Son viraja girdik. 31 Mart'a birkaç gün kaldı. Yerel seçimler de gerilerde kalacak. Bu seçimlerden sonra normal koşullarda dört yıl seçim görmeyeceğiz. Siyasiler dört yıl boyunca seçmenlerin peşinden koşmayacak. Oylarını almak için türlü çeşitli vaatlerde bulunmayacak. Bundan sonraki süreçte yurttaş seçilenlerin peşinde koşacak. Türlü çeşitli konulardaki beklentilerinin gerçekleşmesi için Belediye Başkanlarının desteğini arayacak. Desteğini alabilirler mi bilinmez?
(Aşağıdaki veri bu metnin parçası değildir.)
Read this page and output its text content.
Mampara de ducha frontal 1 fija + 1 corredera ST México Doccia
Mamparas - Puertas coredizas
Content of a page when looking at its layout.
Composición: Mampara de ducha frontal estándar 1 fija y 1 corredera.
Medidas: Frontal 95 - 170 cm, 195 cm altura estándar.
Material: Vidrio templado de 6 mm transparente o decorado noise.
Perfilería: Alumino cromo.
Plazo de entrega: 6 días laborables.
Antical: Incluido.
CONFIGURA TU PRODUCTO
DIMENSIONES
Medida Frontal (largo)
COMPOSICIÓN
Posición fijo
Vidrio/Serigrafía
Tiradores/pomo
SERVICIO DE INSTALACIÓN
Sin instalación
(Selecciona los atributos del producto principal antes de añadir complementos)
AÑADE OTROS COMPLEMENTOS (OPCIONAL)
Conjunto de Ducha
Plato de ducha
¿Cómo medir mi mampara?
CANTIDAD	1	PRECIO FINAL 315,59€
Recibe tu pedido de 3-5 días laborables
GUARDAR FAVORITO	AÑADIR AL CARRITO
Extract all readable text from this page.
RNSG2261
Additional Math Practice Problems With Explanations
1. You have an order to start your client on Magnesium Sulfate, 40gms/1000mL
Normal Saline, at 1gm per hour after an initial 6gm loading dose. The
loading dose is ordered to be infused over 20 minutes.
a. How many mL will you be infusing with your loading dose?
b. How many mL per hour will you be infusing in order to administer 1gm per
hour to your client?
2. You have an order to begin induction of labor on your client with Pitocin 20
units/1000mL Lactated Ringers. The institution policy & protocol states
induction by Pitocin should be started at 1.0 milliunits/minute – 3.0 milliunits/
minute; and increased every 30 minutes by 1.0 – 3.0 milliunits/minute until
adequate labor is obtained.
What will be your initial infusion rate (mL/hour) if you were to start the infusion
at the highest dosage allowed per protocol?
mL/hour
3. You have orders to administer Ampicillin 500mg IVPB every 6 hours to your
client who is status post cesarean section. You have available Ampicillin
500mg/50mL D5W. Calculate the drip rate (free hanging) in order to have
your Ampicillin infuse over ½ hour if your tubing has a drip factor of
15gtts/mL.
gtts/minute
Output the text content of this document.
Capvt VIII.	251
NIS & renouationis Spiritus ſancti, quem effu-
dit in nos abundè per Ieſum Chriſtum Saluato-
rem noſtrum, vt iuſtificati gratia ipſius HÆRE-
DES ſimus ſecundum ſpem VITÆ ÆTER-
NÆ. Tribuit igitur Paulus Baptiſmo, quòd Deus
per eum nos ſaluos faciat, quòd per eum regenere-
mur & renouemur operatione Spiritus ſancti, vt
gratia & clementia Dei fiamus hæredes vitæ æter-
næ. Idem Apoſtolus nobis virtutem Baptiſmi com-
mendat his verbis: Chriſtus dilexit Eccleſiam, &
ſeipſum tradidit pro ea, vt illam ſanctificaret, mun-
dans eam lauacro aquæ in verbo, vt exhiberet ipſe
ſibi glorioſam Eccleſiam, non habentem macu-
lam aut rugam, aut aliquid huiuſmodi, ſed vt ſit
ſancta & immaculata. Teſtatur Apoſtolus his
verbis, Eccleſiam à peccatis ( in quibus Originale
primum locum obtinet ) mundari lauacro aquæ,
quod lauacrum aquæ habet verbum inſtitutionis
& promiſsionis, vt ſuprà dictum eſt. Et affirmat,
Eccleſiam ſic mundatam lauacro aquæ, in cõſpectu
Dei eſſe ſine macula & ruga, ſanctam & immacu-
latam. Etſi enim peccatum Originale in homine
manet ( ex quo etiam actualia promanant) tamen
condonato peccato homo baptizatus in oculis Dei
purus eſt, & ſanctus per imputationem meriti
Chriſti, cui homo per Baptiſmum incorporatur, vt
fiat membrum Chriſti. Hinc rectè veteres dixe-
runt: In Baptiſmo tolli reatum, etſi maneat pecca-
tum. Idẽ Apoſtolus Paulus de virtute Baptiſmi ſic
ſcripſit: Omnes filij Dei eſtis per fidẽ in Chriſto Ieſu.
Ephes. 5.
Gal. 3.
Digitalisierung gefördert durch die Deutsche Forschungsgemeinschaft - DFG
Belediye Başkan adayları kampanya boyunca çok uğraş verdiler, çaba harcadılar seçmenlere kendilerini beğendirmek için. Bu çerçevede çok da para harcadılar. Geçen yazımda, bazı yörelerde seçmenlere yardım adı altında paralar dağıtıldığına ilişkin duyumlara da değinmiştim. Bir dostum yazmış: 'Buralarda da çok paralar konuşuluyor. Gerek büyükşehir gerek ilçelerde dağıtıldığı söylenen paralar bir aile için servet değerinde. Paraları alanları ise ayrı bir başlık altında konuşmak gerek. Çünkü bütün partilerden, bütün adaylardan para alarak kendilerine vaatte bulunan insanlar. Ne açıdan bakarsak bakalım bu sistem masaya yatırılmalı.'
Dostum Belediye Başkan adaylarının kampanya süresince harcadıkları para ile seçildiklerine alabilecekler maaşların analizi de yaparak, alacakları maaşın, seçim kampanyası boyunca   harcamalarının çok çok altında olduğunu yazmış ve 'bu az maaşa değer mi bunca külfet, sıkıntı, zorluk?' diye sormuş. 'Yurttaşa hizmet aşkı için katlanılıyor bunca külfete, sıkıntıya' diye yanıt verdim dostuma. 'Böyle bir aşk hiç görmedim' diye cevap verdi.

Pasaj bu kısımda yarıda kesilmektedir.